Although the structure of the Earth and other forces have erased most of its initial history, Mars is believed to have largely preserved its original state, creating a geological time machine for scientists.

The main scientific instrument carried out by Insight is a highly sensitive seismograph made in France, which detects the slightest vibration caused by the "Mars earthquake" and the impact of meteors.

Scientists hope that during the two-year mission period they will observe 10 to 100 earthquakes from Mars, and the resulting data will help them understand the size, density, and composition of Mars.

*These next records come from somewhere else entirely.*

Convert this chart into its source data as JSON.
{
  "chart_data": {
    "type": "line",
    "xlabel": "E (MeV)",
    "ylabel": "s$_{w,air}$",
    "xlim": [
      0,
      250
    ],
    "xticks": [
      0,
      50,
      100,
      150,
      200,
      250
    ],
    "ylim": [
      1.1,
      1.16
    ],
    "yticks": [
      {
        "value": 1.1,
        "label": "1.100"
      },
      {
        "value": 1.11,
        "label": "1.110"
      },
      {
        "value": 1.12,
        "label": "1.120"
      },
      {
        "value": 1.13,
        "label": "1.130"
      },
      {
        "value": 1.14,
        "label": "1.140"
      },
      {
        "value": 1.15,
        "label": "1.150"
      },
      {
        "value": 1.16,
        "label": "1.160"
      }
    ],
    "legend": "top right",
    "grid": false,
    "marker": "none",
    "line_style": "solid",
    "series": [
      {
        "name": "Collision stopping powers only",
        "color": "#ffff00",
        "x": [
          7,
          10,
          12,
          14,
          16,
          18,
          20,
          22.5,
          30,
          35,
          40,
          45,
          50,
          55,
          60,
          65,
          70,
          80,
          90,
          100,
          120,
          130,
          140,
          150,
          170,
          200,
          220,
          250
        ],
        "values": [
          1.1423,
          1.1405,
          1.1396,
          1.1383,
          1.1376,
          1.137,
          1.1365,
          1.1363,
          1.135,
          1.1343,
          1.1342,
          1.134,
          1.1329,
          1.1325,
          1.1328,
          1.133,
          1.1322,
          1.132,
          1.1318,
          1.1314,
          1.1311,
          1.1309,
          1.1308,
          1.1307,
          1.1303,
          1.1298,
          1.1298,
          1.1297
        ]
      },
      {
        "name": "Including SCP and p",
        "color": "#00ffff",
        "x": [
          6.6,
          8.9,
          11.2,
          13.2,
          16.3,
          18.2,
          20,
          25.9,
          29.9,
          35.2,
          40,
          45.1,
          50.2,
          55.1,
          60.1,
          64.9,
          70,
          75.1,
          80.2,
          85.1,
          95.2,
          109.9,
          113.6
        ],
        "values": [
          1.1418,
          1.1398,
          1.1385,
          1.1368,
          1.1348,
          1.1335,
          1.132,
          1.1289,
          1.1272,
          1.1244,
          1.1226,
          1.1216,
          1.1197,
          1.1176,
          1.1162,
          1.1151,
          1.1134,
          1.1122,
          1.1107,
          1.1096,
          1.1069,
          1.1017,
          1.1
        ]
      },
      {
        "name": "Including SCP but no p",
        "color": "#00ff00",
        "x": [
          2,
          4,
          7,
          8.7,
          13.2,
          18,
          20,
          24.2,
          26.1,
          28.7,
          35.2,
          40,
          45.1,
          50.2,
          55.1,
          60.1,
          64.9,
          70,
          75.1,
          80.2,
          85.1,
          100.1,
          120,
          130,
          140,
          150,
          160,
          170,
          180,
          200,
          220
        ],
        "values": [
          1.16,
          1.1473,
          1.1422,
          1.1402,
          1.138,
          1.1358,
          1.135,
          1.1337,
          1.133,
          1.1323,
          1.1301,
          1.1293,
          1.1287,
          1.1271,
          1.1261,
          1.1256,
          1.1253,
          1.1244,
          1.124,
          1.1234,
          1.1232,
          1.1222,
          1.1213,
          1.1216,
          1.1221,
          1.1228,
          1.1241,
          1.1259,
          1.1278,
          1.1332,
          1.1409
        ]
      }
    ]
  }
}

The Viking Mars probe, launched in the 1970s, also carried a seismograph, but mounted on top of the detector, this project proved to have little effect.

Insight also carries a German-made drill that can drill up to 16 feet (5 meters) deep into the ground.

The radio transmitting device is responsible for sending signals to Earth to track the rotational oscillation that Mars is not aware of, to understand the size of the Martian "core" and whether it is still molten.

NASA officials said that the Insights and the upcoming Mars mission, as well as other tasks still in the planning stages, will be a prelude to the human exploration of Mars.